Curious as to how the James Beard Foundation finds the country’s best restaurants and chefs each year? Well, it all starts now during the open nomination process. Anyone can register at and submit their nominations for categories like Outstanding Restaurant, Best Chef: Southeast, and Rising Star Chef of the Year.

If you’ve got a chef you’ve been dying to see recognized, here’s your chance to throw his or her hat in the ring. But you better hurry, because voting closes on the Thurs. Dec. 31.

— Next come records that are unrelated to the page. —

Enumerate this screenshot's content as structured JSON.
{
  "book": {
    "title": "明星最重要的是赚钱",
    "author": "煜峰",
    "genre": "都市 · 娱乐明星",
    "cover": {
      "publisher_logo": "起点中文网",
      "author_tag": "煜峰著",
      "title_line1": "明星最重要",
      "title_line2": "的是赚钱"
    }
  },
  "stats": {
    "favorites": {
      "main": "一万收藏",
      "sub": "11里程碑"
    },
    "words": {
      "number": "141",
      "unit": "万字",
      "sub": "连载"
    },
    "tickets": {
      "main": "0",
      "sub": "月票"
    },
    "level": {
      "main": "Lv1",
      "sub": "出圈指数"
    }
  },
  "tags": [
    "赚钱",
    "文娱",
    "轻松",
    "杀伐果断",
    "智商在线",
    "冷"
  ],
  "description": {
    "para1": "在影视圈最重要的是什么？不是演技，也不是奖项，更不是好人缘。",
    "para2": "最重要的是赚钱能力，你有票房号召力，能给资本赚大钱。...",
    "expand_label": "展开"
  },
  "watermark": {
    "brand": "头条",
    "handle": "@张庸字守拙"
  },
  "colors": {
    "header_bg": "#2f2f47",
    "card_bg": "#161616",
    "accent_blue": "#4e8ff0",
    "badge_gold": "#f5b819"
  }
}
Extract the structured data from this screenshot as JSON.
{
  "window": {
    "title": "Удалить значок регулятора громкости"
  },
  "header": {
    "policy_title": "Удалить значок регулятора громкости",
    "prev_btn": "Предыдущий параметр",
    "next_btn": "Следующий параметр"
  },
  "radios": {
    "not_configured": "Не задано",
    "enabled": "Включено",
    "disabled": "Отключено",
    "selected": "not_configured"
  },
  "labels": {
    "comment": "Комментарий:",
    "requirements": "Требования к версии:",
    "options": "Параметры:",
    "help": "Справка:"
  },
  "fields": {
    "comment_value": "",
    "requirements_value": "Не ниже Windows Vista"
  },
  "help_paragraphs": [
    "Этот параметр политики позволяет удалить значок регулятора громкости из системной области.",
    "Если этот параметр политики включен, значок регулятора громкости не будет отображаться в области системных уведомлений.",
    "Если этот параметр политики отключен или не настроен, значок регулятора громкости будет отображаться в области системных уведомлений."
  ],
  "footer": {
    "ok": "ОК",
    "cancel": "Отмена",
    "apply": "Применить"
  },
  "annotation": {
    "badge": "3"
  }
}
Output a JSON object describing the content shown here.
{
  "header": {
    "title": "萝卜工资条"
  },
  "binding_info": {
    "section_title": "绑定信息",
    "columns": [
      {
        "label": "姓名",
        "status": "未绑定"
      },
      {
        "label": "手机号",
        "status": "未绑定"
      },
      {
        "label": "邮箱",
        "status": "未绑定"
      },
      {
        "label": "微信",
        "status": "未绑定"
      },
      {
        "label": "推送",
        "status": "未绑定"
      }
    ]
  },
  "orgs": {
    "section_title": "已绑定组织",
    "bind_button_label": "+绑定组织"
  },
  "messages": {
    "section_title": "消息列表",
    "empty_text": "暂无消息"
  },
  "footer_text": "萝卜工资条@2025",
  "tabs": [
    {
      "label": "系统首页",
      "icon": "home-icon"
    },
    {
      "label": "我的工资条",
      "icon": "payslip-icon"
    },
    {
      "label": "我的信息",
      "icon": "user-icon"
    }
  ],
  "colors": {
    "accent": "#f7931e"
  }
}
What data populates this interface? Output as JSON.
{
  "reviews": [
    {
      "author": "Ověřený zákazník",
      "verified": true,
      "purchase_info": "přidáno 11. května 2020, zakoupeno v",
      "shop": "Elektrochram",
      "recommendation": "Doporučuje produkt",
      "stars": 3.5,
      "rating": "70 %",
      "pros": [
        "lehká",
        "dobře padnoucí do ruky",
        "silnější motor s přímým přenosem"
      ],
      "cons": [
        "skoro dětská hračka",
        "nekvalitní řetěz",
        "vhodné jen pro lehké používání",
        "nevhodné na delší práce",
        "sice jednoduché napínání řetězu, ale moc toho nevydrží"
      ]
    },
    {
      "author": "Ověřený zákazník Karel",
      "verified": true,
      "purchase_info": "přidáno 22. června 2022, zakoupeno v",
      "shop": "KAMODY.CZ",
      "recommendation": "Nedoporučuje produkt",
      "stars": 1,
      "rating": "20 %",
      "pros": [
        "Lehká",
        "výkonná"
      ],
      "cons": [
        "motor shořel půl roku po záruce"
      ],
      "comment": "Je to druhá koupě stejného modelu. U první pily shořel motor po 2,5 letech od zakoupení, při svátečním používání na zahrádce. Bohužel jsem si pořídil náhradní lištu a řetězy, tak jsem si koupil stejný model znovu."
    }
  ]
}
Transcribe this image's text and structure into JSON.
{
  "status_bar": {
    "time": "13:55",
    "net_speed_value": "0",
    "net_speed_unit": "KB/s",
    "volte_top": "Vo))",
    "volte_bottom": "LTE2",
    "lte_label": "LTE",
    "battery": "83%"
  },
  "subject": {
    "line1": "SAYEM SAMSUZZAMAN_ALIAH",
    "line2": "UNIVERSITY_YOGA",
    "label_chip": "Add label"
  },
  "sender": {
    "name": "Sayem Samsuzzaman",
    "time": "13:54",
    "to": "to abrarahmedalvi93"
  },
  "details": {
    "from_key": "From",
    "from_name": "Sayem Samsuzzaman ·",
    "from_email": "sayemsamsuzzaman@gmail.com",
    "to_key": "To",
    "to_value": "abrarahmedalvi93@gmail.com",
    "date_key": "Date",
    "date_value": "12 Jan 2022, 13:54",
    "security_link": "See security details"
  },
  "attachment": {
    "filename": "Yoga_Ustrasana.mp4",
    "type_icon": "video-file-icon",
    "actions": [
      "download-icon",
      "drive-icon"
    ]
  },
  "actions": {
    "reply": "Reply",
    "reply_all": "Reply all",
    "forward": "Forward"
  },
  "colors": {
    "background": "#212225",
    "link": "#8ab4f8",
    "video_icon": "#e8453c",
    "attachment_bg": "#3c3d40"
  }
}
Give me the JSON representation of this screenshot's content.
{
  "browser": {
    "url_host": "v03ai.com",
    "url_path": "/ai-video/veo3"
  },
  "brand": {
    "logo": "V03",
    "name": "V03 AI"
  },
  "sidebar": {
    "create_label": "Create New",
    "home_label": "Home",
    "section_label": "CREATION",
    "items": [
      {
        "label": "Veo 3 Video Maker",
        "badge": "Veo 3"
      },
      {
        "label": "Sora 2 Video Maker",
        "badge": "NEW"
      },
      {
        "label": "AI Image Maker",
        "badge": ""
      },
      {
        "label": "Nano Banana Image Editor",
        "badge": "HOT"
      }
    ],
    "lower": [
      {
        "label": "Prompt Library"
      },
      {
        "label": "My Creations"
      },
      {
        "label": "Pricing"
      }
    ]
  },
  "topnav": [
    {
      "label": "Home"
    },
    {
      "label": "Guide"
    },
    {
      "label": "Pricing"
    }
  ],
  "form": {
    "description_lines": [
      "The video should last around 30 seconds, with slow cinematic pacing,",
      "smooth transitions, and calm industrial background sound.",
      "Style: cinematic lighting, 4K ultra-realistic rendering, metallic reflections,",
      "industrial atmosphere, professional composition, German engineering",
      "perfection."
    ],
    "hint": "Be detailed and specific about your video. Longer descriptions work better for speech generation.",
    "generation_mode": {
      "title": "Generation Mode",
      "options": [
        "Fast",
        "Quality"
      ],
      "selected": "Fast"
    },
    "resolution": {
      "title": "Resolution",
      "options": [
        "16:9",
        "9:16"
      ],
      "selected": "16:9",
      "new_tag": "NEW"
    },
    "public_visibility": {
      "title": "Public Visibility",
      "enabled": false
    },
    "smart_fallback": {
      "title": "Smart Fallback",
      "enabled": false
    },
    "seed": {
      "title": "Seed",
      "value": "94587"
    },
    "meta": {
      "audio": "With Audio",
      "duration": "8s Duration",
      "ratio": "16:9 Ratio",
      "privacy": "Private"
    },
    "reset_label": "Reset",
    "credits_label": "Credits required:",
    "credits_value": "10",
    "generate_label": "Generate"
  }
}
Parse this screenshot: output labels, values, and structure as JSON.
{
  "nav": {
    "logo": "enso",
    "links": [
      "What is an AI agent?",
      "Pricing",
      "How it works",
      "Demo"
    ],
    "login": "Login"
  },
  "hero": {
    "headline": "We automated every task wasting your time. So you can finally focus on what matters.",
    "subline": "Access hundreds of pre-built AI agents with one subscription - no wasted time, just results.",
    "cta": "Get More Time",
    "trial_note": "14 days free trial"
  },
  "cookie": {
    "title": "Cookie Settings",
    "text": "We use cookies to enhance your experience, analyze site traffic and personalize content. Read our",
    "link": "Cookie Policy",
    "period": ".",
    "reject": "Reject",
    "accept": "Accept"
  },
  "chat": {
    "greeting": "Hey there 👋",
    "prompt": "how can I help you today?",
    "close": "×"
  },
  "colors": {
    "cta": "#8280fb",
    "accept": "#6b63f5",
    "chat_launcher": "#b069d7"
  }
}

After the nomination process closes, the Restaurant and Chef Awards Committee winnows the ballot down to 20 semifinalists in each category. From there, the ballot is sent to previous winners, regional panelists, and members of the awards subcommittee. Finalists are revealed in March, and the same voters decide the winners, which are announced in May.

Charleston has had a pretty good run in recent years with Mike Lata of FIG and Robert Stehling of Hominy Grill winning in 2009 and 2008 respectively. Bowens Island was also recognized as an American Classic in 2006.

It might be hard for Charleston to take the Best Chef: Southeast award for a third year in the row, particularly if Hugh Acheson (5&10 in Athens) and Linton Hopkins (Restaurant Eugene, Atlanta) get nominated again. These guys are surely due.